ASR — Speech Recognition

Live

Transcribe Swahili audio into text. Fine-tuned for natural Swahili speech with a 13.5% word error rate — roughly half the error of multilingual baselines.

Endpoint

POST /v1/speech-to-text/

Upload an audio file as multipart/form-data and receive a Swahili transcript. Accepts WAV, MP3, WebM, FLAC, and OGG up to 25 MB.

Authentication

Pass your API key in the xi-api-key header. See Authentication.

Form fields

FieldTypeRequiredDescription
audiofileYesAudio file. Must have an audio/* MIME type. Maximum 25 MB.
languagestringNoISO 639-1 language code. Defaults to sw. Other supported values: en, fr, de, es, pt, ar, zh, ja, ko, ru.

Response

json
{
  "text": "Habari za asubuhi.
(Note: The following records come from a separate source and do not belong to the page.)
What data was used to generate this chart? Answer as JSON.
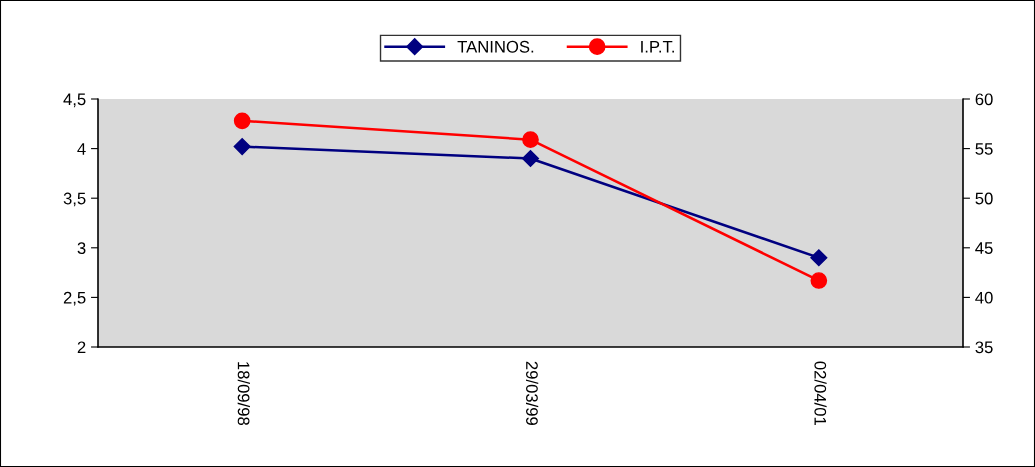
{
  "chart_data": {
    "type": "line",
    "categories": [
      "18/09/98",
      "29/03/99",
      "02/04/01"
    ],
    "series": [
      {
        "name": "TANINOS.",
        "color": "#000080",
        "marker": "diamond",
        "values": [
          4.02,
          3.9,
          2.9
        ]
      },
      {
        "name": "I.P.T.",
        "color": "#ff0000",
        "marker": "circle",
        "axis": "y2",
        "values": [
          57.8,
          55.9,
          41.7
        ]
      }
    ],
    "ylim": [
      2,
      4.5
    ],
    "yticks": [
      2,
      {
        "value": 2.5,
        "label": "2,5"
      },
      3,
      {
        "value": 3.5,
        "label": "3,5"
      },
      4,
      {
        "value": 4.5,
        "label": "4,5"
      }
    ],
    "y2lim": [
      35,
      60
    ],
    "y2ticks": [
      35,
      40,
      45,
      50,
      55,
      60
    ],
    "legend": "top",
    "grid": false
  }
}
Karibu sana.",
  "language": "sw",
  "duration_seconds": 2.41
}

Examples

bash
curl -X POST https://sauti.finiflowlabs.com/v1/speech-to-text/ \
  -H "xi-api-key: YOUR_KEY" \
  -F "audio=@sample.wav;type=audio/wav" \
  -F "language=sw"
python
import requests

with open("sample.wav", "rb") as f:
    response = requests.post(
        "https://sauti.finiflowlabs.com/v1/speech-to-text/",
        headers={"xi-api-key": "YOUR_KEY"},
        files={"audio": ("sample.wav", f, "audio/wav")},
        data={"language": "sw"},
    )

response.raise_for_status()
print(response.json()["text"])

Model details

  • Model: Finiflowlabs/sauti-asr-v1 — published on HuggingFace.
  • Test WER: 13.52%  ·  Test CER: 3.85%.
  • Trained on ~89 hours of Swahili speech, evaluated on the FLEURS sw_ke test split.
  • Sample rate: any (resampled internally to 16 kHz mono).

Limits & errors

  • 413 — audio file exceeds 25 MB.
  • 422 — invalid audio format or unsupported language.
  • 429 — rate limit exceeded. See Rate Limits.